How Iran’s Financing Of Houthi Rebels In Yemen Has Prolonged The War
Yemeni officials tell The Media Line that Tehran is providing direct military support to its Shiite proxy
For the past few years, Yemen’s Shiite Houthi rebels—who took control of the capital Sana’a in late 2014 and have since captured many provinces throughout the country—have been supported with weapons and funding by Iran, an arrangement that has been widely condemned by much of the international community. Yemeni officials claim that Tehran recently increased this backing, which, in turn, has contributed to prolonging of the three-years-long proxy war pitting the Islamic Republic against a Sunni coalition led by Saudi Arabia.
“The Houthis are being sustained by their sole ally Iran via different means, including weapons transfers and diplomatic protection,” one Yemeni official told The Media Line on condition of anonymity. “We are very concerned that the continuation of such practices will undermine the political process and blow up all efforts by the United Nations [peace] delegation in Yemen.”
According to Yemen’s Ministry of Culture, which released a video last year revealing the multitude of ways Tehran is aiding its underling, the Revolutionary Guards Corp has provided the Houthis with $10-25 million annually since 2010.
“Once there is a celebration arranged by Houthis, the Iranian Embassy in Sana’a finances it,” the Yemeni official added. “Money is provided in order to prepare the venues, printing slogans and pay the teams that organize the festival and the rest goes into the rebel leaders’ pockets.”
A separate Yemeni military official told The Media Line that more than 100 Iranian “experts” were on the ground in Saada Governate, located in northern Yemen, providing the Houthis with training and logistical support, in addition to planting mines and firing missiles.
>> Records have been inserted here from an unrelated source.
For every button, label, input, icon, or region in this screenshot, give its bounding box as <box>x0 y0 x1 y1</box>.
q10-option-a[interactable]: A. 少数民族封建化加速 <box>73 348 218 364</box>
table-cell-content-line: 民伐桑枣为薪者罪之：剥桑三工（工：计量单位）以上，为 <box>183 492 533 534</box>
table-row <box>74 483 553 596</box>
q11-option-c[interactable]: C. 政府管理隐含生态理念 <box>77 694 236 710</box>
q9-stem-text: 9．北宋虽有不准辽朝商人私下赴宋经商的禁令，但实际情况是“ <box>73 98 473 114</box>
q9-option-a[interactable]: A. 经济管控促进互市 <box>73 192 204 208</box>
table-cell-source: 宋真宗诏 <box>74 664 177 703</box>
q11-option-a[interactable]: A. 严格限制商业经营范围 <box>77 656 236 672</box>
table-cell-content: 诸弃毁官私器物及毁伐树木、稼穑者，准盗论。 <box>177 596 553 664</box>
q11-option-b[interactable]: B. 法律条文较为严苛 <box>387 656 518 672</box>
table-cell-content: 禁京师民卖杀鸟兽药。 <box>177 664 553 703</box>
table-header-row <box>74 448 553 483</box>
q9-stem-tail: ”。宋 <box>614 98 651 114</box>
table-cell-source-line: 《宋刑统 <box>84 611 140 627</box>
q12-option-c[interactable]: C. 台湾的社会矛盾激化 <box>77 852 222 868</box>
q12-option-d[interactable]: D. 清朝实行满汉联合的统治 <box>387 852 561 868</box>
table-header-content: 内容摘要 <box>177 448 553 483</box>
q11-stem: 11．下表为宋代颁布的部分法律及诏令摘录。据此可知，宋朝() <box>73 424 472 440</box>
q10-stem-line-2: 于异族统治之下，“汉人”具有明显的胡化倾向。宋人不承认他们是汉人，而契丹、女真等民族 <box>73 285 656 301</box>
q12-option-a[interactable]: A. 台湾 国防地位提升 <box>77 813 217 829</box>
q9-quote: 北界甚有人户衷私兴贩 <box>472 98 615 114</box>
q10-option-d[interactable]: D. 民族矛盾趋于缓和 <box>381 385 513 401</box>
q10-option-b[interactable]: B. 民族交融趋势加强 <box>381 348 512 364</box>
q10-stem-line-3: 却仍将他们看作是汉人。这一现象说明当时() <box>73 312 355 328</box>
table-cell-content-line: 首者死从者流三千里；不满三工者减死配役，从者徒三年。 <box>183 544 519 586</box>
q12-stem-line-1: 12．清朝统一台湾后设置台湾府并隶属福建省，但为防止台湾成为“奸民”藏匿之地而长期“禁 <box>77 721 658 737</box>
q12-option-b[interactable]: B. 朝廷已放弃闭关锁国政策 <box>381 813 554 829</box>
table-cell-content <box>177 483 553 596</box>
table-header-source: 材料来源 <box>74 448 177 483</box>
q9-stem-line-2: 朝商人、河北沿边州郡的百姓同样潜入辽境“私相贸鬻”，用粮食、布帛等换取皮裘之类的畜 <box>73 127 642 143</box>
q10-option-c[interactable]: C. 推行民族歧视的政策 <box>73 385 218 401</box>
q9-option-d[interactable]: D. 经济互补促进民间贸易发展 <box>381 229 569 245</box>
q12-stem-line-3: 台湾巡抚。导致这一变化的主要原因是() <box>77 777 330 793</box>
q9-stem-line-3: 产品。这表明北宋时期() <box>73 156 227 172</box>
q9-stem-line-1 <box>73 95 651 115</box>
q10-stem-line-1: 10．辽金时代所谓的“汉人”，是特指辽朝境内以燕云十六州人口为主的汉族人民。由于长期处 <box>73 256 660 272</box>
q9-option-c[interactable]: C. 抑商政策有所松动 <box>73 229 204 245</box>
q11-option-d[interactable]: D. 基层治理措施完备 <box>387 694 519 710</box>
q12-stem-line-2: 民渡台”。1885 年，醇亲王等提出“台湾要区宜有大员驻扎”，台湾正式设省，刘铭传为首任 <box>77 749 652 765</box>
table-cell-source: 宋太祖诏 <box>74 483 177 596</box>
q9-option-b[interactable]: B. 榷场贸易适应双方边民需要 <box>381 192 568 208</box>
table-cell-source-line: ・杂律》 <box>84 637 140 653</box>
“We are so surprised that the UN is doing nothing towards Iran, despite knowing that it continues funding Houthis,” he asserted.
Colonel Ahmed Saleh Al-Hadheri, who runs a battalion in Yemen’s First Military Region, blamed Iran for the deteriorating circumstances in the nation, where the conflict has killed more than 10,000 civilians and left some 20 million people in dire need of humanitarian assistance.
Al-Hadheri further explained that Tehran’s real target is Saudi Arabia and therefore posited rhetorically to The Media Line, “I think Iran knows where Riyadh is, so why are they trying to worry the Saudis at the expense of Yemenis?”
One source in the internationally-recognized government of Abd Rabbu Mansour Hadi, who has been based in the southern port city of Aden since returning from exile in Saudi Arabia, contended that most of the financial support from Tehran is transferred directly to Houthi leaders during their trips abroad. The source, who asked to remain unnamed given the sensitivity of the situation, confirmed to The Media Line that “intelligence services have found that Mahdi Al-Mashad, who was recently appointed head of the Houthis’ Supreme Political Council after the death of Saleh Al-Samad, is the one responsible for securing funding from Iran.”
Despite being under an international sanctions regime geared towards curbing its regional adventurism, Iran has consistently denied any involvement in the war in Yemen. Likewise, when contacted by The Media Line, Houthi leader Mansour Ali repudiated all claims that the Islamic Republic is supporting the rebels.
Over the last few months, the Houthis have upped the ante by firing more than a dozen ballistic missiles into Saudi territory. Following the interception late last year of projectiles targeting Riyadh’s international airport and Yamama Palace—where King Salman chairs weekly meetings—U.S. Ambassador to the UN Nikki Haley circulated among the Security Council what she described as “undeniable” evidence that Iran was supplying the Houthis with the advanced missiles.